Monday, February 25, 2008

Swing Shift

This is a fascinating study in many ways regarding the religious preferences of Americans.

The NYTimes reports on a Pew study on faith, Americans Change Faiths at Rising Rate, Report Finds:

More than a quarter of adult Americans have left the faith of their childhood to join another religion or no religion, according to a new survey of religious affiliation by the Pew Forum on Religion and Public Life.

The report, titled “U.S. Religious Landscape Survey,” depicts a highly fluid and diverse national religious life. If shifts among Protestant denominations are included, then it appears that 44 percent of Americans have switched religious affiliations.

For at least a generation, scholars have noted that more Americans are moving among faiths, as denominational loyalty erodes. But the survey, based on interviews with more than 35,000 Americans, offers one of the clearest views yet of that trend, scholars said. The United States Census does not track religious affiliation.

The report shows, for example, that every religion is losing and gaining members, but that the Roman Catholic Church “has experienced the greatest net losses as a result of affiliation changes.” The survey also indicates that the group that had the greatest net gain was the unaffiliated. More than 16 percent of American adults say they are not part of any organized faith, which makes the unaffiliated the country’s fourth largest “religious group.”

* * * *

In the 1980s, the General Social Survey by the National Opinion Research Center indicated that from 5 percent to 8 percent of the population described itself as unaffiliated with a particular religion.

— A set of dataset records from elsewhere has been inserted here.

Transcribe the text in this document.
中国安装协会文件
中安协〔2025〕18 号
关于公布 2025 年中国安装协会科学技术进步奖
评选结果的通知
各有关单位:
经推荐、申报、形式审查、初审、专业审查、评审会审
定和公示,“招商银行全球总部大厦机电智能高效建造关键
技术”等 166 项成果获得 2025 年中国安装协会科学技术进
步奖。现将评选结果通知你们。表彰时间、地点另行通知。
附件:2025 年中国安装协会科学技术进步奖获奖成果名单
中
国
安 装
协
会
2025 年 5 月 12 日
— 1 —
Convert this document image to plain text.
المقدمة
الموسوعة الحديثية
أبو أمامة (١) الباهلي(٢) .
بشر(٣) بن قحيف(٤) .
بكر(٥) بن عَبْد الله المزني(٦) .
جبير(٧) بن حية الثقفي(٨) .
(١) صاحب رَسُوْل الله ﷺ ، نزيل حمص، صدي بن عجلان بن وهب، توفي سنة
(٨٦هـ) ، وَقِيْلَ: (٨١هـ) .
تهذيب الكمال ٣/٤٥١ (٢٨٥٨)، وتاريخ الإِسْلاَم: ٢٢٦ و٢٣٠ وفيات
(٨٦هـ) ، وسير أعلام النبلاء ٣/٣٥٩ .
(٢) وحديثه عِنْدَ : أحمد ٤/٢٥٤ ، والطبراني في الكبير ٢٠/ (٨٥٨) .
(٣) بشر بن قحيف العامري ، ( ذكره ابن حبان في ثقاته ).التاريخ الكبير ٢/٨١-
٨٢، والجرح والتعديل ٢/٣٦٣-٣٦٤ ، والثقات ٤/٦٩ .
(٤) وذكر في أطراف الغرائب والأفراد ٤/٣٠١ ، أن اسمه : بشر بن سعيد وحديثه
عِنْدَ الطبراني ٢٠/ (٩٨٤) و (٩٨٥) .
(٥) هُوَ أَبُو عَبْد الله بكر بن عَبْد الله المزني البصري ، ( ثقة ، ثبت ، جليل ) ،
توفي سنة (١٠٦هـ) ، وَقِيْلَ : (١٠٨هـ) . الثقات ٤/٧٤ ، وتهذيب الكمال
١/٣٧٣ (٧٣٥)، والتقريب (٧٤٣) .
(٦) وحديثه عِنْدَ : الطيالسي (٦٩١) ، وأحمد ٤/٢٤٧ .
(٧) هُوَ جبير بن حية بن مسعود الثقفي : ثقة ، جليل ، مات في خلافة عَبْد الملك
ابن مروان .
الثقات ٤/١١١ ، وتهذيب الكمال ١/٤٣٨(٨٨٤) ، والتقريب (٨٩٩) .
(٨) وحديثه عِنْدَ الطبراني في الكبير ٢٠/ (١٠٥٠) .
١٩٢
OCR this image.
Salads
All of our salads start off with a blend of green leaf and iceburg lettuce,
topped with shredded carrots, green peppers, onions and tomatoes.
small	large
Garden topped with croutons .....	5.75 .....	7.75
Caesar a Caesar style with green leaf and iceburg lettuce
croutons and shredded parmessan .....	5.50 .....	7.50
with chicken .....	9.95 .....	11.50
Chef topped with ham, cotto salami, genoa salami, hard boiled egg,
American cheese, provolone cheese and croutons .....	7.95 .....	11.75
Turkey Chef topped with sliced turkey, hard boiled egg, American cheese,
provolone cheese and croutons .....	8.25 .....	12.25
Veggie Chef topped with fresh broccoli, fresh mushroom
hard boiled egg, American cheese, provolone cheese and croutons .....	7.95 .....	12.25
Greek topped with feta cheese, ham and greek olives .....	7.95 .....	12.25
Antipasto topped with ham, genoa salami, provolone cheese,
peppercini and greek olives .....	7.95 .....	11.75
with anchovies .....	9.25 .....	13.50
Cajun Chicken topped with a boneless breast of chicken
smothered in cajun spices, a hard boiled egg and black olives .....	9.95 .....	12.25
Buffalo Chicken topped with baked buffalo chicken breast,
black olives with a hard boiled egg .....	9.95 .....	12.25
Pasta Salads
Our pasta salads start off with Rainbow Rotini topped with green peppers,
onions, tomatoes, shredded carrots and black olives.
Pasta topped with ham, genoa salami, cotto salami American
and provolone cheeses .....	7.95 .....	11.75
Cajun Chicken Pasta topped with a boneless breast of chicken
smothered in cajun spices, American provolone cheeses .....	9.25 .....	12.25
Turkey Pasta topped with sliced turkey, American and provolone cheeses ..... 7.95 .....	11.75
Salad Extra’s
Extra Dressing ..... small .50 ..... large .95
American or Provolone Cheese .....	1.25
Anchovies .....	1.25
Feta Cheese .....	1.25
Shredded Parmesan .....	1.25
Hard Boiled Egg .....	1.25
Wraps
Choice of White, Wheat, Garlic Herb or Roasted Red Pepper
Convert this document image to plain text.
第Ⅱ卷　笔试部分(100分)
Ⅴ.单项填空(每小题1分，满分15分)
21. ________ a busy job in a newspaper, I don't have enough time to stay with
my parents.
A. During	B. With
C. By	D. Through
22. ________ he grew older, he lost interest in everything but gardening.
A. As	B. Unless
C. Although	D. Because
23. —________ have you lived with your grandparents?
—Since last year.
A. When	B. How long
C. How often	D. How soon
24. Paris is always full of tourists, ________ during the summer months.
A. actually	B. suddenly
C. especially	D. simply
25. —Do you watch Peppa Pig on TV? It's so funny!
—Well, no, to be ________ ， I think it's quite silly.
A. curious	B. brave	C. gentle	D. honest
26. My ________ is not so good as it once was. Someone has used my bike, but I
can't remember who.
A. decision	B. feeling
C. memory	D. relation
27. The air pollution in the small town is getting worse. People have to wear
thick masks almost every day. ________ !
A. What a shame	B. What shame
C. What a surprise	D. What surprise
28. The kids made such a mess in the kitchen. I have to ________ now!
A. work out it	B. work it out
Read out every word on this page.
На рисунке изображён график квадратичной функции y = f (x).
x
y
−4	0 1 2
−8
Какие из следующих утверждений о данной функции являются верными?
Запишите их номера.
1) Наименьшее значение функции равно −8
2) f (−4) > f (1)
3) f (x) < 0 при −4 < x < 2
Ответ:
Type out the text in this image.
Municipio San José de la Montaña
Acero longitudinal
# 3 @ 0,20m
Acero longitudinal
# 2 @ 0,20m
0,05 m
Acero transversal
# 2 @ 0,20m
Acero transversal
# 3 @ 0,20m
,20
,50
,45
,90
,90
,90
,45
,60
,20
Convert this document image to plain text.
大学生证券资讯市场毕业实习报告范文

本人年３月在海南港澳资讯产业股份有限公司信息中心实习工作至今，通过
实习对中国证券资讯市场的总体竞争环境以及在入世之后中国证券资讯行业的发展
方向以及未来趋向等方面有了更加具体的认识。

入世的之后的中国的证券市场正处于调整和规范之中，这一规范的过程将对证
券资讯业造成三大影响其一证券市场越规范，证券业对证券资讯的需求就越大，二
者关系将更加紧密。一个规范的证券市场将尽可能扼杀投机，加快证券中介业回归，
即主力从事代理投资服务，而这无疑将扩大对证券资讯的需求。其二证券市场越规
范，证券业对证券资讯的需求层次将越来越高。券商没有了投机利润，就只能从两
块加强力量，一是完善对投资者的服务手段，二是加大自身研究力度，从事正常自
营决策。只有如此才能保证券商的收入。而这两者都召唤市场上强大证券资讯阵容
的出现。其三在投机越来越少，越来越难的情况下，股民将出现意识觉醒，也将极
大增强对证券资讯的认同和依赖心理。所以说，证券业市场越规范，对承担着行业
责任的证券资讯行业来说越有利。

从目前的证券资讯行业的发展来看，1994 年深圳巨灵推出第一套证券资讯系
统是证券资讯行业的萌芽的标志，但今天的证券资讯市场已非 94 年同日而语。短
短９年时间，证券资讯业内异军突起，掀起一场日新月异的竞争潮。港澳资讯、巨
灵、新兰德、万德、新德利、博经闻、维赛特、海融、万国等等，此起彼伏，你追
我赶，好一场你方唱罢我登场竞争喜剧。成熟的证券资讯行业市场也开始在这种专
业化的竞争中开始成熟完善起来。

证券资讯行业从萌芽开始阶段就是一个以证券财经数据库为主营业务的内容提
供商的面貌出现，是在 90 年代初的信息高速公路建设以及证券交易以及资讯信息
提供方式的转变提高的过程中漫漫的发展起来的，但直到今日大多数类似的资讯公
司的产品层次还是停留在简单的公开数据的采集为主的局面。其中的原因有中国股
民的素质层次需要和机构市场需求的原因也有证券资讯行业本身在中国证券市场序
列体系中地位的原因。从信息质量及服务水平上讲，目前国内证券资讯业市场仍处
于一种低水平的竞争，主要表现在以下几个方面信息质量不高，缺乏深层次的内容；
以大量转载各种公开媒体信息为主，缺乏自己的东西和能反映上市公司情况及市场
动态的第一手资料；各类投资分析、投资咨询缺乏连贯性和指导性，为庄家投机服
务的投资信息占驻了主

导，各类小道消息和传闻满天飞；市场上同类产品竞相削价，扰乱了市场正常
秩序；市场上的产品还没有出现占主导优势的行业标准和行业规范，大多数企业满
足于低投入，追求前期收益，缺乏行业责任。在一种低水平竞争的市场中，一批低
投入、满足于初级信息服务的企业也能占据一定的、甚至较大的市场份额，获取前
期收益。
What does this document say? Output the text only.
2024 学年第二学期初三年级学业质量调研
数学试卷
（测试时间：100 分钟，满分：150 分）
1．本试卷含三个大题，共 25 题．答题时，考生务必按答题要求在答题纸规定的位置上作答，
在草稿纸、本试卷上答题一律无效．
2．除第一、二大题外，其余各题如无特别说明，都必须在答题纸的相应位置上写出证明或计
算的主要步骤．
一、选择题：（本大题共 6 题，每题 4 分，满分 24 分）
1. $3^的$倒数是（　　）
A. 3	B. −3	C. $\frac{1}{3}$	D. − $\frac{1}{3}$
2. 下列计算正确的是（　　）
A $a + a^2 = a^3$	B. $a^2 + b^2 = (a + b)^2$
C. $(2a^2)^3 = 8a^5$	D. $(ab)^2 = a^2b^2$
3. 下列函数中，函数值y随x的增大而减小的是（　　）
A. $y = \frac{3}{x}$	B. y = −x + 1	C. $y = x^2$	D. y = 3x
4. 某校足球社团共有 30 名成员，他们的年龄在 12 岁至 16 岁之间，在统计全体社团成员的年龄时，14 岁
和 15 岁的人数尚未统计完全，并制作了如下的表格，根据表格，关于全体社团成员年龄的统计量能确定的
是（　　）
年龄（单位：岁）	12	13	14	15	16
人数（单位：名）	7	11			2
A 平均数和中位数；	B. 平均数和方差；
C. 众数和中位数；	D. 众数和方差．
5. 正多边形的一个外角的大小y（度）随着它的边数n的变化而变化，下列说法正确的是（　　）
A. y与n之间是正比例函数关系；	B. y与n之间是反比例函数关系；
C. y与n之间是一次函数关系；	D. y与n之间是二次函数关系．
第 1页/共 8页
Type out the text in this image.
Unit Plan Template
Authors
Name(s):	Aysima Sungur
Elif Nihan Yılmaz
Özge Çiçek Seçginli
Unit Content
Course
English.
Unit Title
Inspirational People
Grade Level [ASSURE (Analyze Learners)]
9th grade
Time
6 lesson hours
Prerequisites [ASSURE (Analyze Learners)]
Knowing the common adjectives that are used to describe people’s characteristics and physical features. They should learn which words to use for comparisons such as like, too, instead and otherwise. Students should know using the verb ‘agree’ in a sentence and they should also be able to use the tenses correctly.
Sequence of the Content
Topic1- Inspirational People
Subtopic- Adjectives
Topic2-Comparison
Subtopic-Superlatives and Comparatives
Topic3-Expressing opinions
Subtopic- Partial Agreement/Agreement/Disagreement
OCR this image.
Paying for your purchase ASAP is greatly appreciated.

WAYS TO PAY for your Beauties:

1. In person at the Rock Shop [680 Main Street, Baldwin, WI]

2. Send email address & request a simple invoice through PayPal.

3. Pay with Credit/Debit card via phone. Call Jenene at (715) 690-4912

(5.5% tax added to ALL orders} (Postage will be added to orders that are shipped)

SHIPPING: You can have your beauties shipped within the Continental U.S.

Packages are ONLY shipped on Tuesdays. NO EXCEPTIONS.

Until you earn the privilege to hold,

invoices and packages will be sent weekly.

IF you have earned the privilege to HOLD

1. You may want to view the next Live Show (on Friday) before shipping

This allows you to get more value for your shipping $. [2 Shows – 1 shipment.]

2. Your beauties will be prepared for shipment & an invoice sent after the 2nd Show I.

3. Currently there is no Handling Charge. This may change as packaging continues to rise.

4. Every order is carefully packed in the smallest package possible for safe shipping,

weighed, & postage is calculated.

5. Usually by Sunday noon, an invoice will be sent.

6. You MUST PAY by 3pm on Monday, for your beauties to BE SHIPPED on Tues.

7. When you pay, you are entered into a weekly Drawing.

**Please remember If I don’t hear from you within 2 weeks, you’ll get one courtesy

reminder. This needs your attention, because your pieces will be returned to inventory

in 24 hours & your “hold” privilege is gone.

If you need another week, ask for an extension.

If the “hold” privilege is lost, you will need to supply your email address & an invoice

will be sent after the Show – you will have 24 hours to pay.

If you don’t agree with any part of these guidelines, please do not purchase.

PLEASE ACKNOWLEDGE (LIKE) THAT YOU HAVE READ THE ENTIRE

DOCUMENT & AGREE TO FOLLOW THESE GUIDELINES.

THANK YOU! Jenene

In the Pew survey 7.3 percent of the adult population said they were unaffiliated with a faith as children. That segment increases to 16.1 percent of the population in adulthood, the survey found.

* * * *

While the unaffiliated have been growing, Protestantism has been declining, the survey found. In the 1970s, Protestants accounted for about two-thirds of the population. The Pew survey found they now make up about 51 percent. Evangelical Christians account for a slim majority of Protestants, and those who leave one evangelical denomination usually move to another, rather than to mainline churches.

To Prof. Stephen Prothero, large numbers of Americans leaving organized religion and large numbers still embracing the fervor of evangelical Christianity point to the same desires.

“The trend is toward more personal religion, and evangelicals offer that,” said Mr. Prothero, chairman of the religion department at Boston University, who explained that evangelical churches tailor many of their activities for youth. “Those losing out are offering impersonal religion and those winning are offering a smaller scale: mega-churches succeed not because they are mega but because they have smaller ministries inside.”

The percentage of Catholics in the American population has held steady for decades at about 25 percent. But that masks a precipitous decline in native-born Catholics. The proportion has been bolstered by the large influx of Catholic immigrants, mostly from Latin America, the survey found.

The Catholic Church has lost more adherents than any other group: about one-third of respondents raised Catholic said they no longer identified as such. Based on the data, the survey showed, “this means that roughly 10 percent of all Americans are former Catholics.”

So, maybe we can form an "ex" religion for the those people formerly known as Catholic. It would be a larger group than the total of many other religions, such as Buddhist, Muslin or Jewish, which are all in the 1-2% range.

Similarly, even among Protestants, there is a reluctance to commit, as was noted in Survey: U.S. religious landscape in flux:
Many Americans have vague denominational ties at best. People who call themselves "just a Protestant," in fact, account for nearly 10 percent of all Protestants.
However, what is most interesting about the study is the fact that "unaffiliated" or no religious preference is growing -- at the same time that the extreme religious right is trying to impose the equivalent of governmental sanctioned religion.

Based upon the clear trends, at some point, no religion will be the majority non-religion and perhaps we could then again adopt the separation of Church and State as the law of the land. What a concept that would be.

UPDATE (2/26): For a chart showing the prominence of "None of the Above" as a religious choice, see Pew Forum on Religion & Public Life, which shows that Unaffiliated is the 4th choice (with 16.1%), after Evangelicals at 26.3%, Catholics at 23.9% and Mainline Protestants at 18.1%. Of course, when you consider that the Evangelicals comprise over a dozen different denominations (most of which only garner somewhere between 1-2%), it would seem that their influence should necessarily be diluted. After all, they can't speak with one voice, can they?

NPR's Morning Edition also carried a segment on the study this morning, Religion Survey Finds Many Americans Swap Faiths.